Gilang hanya berbicara sebentar pada perempuan itu, lalu pergi menuju kolam-kolam berada. Meninggalkan Kinan yang diam di tempat, ingin menyusul tapi takut. Takut jatuh ke air karena jalan terlalu kecil.

"Duduk sini, Mba."

"Oh? Iya, iya, ini duduk." Kinan kemudian mendudukkan dirinya di gazebo, sesekali menatap Gilang yang sedang mengobrol.

"Anaknya Pak Agus, Mba?" tanya perempuan itu. "Aku Karisha."

"Bukan, keponakannya.
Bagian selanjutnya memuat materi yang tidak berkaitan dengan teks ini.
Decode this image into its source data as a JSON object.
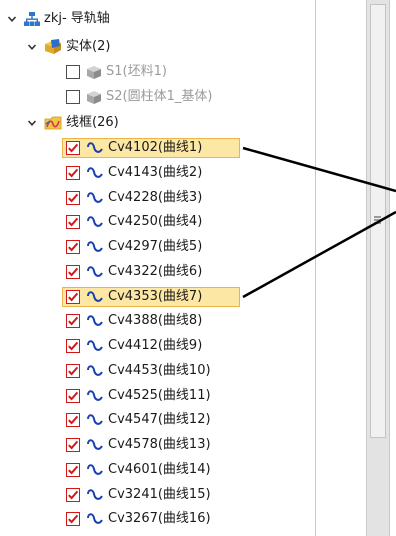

Namaku Kinan, Mba."

"Kalau yang tadi, adikmu, Mba?" tunjuk Karisha pada Gilang dengan dagunya.

Kinan tersenyum, salah tingkah dan menunduk malu-malu. "Suamiku."

"Eh?"

"Muka dia memang imut-imut, kayak anak sekolah."

"Mba, maaf ya. Aku enggak tahu kalau itu suaminya Mba Kinan. Kalian sama-sama tinggi, terus dia kelihatan imut, makanya aku kira ... anu ...."

"Enggak apa-apa, memang lebih tua aku, dua tahun setengah," ucap Kinan seraya mengibaskan tangannya.

Perempuan bernama Karisha itu mengangguk. "Anak pertama, Mba?"

"Iya, jalan enam bulan. Kalau kamu itu tunangannya yang punya kolam ya? Waktu itu aku dengar beritanya, yang geger itu. Kamu jadi korban kekerasan yang dilakuin sama Pak Lurah."

Karisha hanya tersenyum. "Udah putus sih, Mba. Setahun lebih, udah enggak ada ikatan lagi. Dia ... enggak ngasih kepastian kapan mau nikahi aku. Mungkin juga itu tindakan impulsif dari aku, masih labil, makanya ngajak putus dengan gampangnya tanpa pikir panjang. Banyak juga yang tanya ke aku, kapan mau dinikahi, padahal udah lima tahun bareng-bareng."